Politics

Democrats Can’t Move On From 2016 Presidential Primary

WASHINGTON — Democrats say the contentious primary fight between Hillary Clinton and Sen. Bernie Sanders has spilled over into their Democratic National Committee chair election, as well as their candidate recruitment strategy for the 2018 midterms.

The DNC’s 447 voting members will gather together in Atlanta on Feb. 25 to elect the next chair, vice chairs and other senior-positions.

“The outcome of this election will either be the end of Clintonism or the beginning of a Democratic Party shifting immediately out of the center to the left towards Sanders and [Keith] Ellison. Establishment versus rebellion,” long-time Democratic strategist Hank Sheinkopf told The Daily Caller in an e-mail statement.

Ten candidates are running for party chairman, expected to be elected this month, and liberal progressives who backed Sanders appear to support Minnesota Democratic Rep. Keith Ellison, co-chair of the House Progressive Caucus, while former Obama Labor Secretary Thomas Perez has the support of those who supported Clinton, as well as allies of former President Barack Obama.  Perez received the endorsement of Vice President Joe Biden in early February.

During a rally for Ellison, Huffington Post reported, former NAACP president Ben Jealous, a supporter of Sanders and now Ellison for DNC chair, stated, “All these good people in this room ― we know a good brother when we see him, we know a good leader when we see him. We tried to tell y’all before what a good leader looks like,” suggesting that Democrats made a mistake by nominating Clinton.

Democrats find themselves wandering without a leader since the 2016 election loss and are still attempting to agree on a correct strategy for success in a future election cycle.

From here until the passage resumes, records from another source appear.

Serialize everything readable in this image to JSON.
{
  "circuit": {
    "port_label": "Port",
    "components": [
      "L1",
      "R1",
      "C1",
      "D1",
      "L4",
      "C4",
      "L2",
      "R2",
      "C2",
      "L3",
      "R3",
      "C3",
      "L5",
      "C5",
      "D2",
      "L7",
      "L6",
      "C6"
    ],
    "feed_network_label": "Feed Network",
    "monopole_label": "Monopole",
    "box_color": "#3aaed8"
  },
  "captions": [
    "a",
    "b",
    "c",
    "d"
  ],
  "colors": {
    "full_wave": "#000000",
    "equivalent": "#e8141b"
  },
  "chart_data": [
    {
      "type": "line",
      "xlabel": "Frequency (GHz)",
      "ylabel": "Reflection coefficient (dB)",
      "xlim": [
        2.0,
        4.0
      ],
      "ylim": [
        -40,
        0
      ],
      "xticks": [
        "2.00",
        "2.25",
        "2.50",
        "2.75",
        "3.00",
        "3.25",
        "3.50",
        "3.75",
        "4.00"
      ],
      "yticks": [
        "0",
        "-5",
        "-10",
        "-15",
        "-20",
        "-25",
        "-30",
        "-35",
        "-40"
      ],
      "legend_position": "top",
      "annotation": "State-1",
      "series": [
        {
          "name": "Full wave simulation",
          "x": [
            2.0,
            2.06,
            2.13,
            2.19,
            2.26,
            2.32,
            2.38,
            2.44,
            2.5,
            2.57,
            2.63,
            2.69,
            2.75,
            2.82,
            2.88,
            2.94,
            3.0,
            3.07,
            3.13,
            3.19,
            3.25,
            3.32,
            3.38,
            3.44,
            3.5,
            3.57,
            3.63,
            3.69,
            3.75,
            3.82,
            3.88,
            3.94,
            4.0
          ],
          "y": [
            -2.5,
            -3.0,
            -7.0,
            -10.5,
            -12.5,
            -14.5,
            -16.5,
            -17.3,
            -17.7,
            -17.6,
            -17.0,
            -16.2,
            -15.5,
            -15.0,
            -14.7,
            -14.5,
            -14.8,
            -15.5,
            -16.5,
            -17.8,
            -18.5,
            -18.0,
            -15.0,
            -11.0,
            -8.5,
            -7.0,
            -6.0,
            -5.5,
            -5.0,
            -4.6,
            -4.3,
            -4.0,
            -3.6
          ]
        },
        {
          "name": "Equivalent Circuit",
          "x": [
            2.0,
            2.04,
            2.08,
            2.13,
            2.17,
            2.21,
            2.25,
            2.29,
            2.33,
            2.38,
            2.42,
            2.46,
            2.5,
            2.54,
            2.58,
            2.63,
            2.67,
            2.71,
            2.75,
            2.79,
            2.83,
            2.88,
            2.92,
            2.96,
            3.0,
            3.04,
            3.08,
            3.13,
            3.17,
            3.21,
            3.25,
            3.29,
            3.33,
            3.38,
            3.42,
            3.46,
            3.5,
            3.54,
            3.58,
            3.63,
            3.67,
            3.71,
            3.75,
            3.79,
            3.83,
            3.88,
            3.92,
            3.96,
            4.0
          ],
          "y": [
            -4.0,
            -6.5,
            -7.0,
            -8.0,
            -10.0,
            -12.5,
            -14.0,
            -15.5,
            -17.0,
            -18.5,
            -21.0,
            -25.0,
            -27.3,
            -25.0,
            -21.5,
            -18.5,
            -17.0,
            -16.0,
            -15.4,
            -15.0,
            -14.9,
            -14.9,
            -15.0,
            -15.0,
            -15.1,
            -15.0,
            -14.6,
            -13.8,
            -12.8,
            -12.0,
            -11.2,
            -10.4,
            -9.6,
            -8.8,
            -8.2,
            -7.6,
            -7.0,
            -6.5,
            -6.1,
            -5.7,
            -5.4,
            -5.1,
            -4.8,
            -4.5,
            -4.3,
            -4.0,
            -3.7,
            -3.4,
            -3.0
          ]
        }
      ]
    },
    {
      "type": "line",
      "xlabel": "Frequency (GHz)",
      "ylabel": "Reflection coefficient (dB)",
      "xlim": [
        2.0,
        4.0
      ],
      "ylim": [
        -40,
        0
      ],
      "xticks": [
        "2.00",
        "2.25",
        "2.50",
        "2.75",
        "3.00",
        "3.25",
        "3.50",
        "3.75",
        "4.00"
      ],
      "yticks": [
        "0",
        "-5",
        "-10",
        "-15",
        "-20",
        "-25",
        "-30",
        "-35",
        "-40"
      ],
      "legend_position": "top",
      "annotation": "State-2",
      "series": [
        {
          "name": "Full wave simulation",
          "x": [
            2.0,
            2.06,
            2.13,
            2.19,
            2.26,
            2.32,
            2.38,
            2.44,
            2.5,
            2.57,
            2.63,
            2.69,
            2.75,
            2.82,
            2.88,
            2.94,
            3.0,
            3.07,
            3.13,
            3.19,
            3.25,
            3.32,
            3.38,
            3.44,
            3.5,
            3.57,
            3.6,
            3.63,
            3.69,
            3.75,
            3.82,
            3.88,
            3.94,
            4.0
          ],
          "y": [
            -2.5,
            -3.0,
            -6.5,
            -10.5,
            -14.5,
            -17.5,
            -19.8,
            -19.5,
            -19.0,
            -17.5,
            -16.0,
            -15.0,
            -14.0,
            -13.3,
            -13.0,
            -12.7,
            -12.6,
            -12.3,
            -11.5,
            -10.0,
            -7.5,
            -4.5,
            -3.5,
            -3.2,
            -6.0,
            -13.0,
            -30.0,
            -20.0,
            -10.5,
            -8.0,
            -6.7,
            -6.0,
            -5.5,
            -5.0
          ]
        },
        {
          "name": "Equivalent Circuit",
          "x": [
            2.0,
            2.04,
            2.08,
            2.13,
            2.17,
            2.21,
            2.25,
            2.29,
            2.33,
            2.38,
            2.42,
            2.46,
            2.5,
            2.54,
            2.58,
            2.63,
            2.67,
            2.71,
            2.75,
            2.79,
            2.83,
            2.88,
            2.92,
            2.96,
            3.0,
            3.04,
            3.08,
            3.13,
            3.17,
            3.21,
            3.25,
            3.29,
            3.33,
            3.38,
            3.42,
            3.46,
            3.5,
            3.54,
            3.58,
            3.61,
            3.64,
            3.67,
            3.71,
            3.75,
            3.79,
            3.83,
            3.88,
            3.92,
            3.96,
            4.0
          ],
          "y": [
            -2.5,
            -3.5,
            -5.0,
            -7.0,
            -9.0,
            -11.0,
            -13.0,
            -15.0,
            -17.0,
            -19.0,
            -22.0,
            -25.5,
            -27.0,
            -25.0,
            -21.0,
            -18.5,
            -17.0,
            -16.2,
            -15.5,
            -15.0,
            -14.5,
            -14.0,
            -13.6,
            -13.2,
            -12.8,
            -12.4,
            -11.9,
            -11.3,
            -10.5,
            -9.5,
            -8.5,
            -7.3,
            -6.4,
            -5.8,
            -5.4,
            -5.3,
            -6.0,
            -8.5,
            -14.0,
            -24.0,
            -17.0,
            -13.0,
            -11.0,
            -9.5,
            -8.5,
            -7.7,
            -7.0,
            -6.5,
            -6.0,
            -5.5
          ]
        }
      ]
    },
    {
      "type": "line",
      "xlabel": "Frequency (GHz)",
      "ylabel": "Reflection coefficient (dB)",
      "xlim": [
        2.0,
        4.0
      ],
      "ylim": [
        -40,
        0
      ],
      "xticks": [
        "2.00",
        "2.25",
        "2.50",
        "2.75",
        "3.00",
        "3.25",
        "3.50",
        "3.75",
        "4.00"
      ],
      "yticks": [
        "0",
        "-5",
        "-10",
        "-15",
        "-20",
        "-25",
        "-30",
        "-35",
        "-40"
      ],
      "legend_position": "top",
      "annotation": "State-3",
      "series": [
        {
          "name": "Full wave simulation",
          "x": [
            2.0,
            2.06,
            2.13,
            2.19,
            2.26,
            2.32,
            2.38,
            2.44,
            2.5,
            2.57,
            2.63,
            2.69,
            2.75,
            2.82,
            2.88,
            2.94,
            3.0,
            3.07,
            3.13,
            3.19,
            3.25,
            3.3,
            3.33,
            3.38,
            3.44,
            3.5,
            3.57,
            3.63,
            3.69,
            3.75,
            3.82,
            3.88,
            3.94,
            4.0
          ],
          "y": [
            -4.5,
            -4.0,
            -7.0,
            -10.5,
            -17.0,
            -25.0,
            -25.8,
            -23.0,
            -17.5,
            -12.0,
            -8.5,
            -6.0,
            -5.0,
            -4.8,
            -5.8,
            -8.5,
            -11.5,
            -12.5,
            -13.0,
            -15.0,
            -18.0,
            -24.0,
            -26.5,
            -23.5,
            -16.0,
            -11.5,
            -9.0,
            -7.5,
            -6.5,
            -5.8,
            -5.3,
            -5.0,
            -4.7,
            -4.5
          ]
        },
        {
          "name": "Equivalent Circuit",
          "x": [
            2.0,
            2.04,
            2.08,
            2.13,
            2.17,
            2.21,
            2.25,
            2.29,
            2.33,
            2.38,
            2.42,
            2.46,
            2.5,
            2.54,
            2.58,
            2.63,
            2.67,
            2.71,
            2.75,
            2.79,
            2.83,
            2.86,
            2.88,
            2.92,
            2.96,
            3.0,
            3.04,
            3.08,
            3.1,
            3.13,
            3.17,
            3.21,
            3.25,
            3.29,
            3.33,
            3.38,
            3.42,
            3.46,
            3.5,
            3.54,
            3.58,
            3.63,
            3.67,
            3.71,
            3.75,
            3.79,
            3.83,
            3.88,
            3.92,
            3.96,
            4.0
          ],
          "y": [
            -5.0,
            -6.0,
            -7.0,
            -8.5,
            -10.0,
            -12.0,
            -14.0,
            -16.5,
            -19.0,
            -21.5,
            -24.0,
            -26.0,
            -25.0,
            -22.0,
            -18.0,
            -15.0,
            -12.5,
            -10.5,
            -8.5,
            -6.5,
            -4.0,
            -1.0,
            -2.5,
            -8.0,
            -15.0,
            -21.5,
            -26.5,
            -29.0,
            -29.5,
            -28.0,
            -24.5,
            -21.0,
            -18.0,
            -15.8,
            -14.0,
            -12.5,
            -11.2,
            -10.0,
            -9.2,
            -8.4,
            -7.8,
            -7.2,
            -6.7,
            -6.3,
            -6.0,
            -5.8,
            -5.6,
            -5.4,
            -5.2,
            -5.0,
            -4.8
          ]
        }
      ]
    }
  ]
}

Previously led by then-Democratic National Campaign Committee chairman Rahm Emanuel, the House 2006 win for Democrats only lasted until the 2010 election cycle, but the progressive wing of the party does not seem interested in talking about deploying the strategy that won them the House to begin with. That strategy involved running and recruiting centrist Democrats to run in Republican leaning districts.

Liberal Chicago media outlet, the Chicago Reporter, responded to Emanuel’s assertion that the party needed to take a “chill pill” and stop giving “moral victory” speeches that lost them elections and stated that the biggest “problem” with his 2006 recruitment strategy was that the candidates were “pro-war, pro-guns, anti-abortion and anti-immigrant.”

“That’s pretty much the opposite of the values of millions of citizens who have taken to the streets in recent weeks, and who are determined to turn around the Democratic Party. If the party is to have a future, they are it. Nor are they the ‘hard left,’ as some media types cast them. They are the American center, appalled at what’s happening to our country under Trump,” Chicago Reporter’s opinion writer Curtis Black contended.

When asked by the Daily Caller if the DCCC had been consulting with Emanuel over the 2018 strategy, New Mexico Democratic Rep. Ben Ray Luján, DCCC chairman, confirmed the organization had not been talking with their former chair. Nevertheless, Lujan said the DCCC is in the midst of an aggressive candidate recruitment effort to find individuals in rural districts Republican districts to run against the incumbents.

Maryland Democratic Rep. Elijah Cummings would only say he had “no time to chill” and that “life is too short” to do so.

Base liberal groups also expressed alarm over the invitation to a speaker from the moderate tank, Third Way, to the party’s annual retreat in Baltimore last week. During the presentation to Democratic members by a Third Way vice president, a number of House liberal members reportedly got up and left the room.

House Minority Leader Nancy Pelosi disputed to reporters in Baltimore there was any walkout she noticed. Despite the angry fervor against their ideas, moderate Democrats believe there should be a voice for their faction in the party.

“I’ve seen a majority, and a majority looks like people who have very different backgrounds, who use different language, who emphasize different things,” Connecticut Democratic Rep. Jim Himes, chairman of the New Democrat Coalition, told reporters. “We better be pretty open-minded about doing everything we can to get bigger and more diverse rather than smaller and more orthodox.”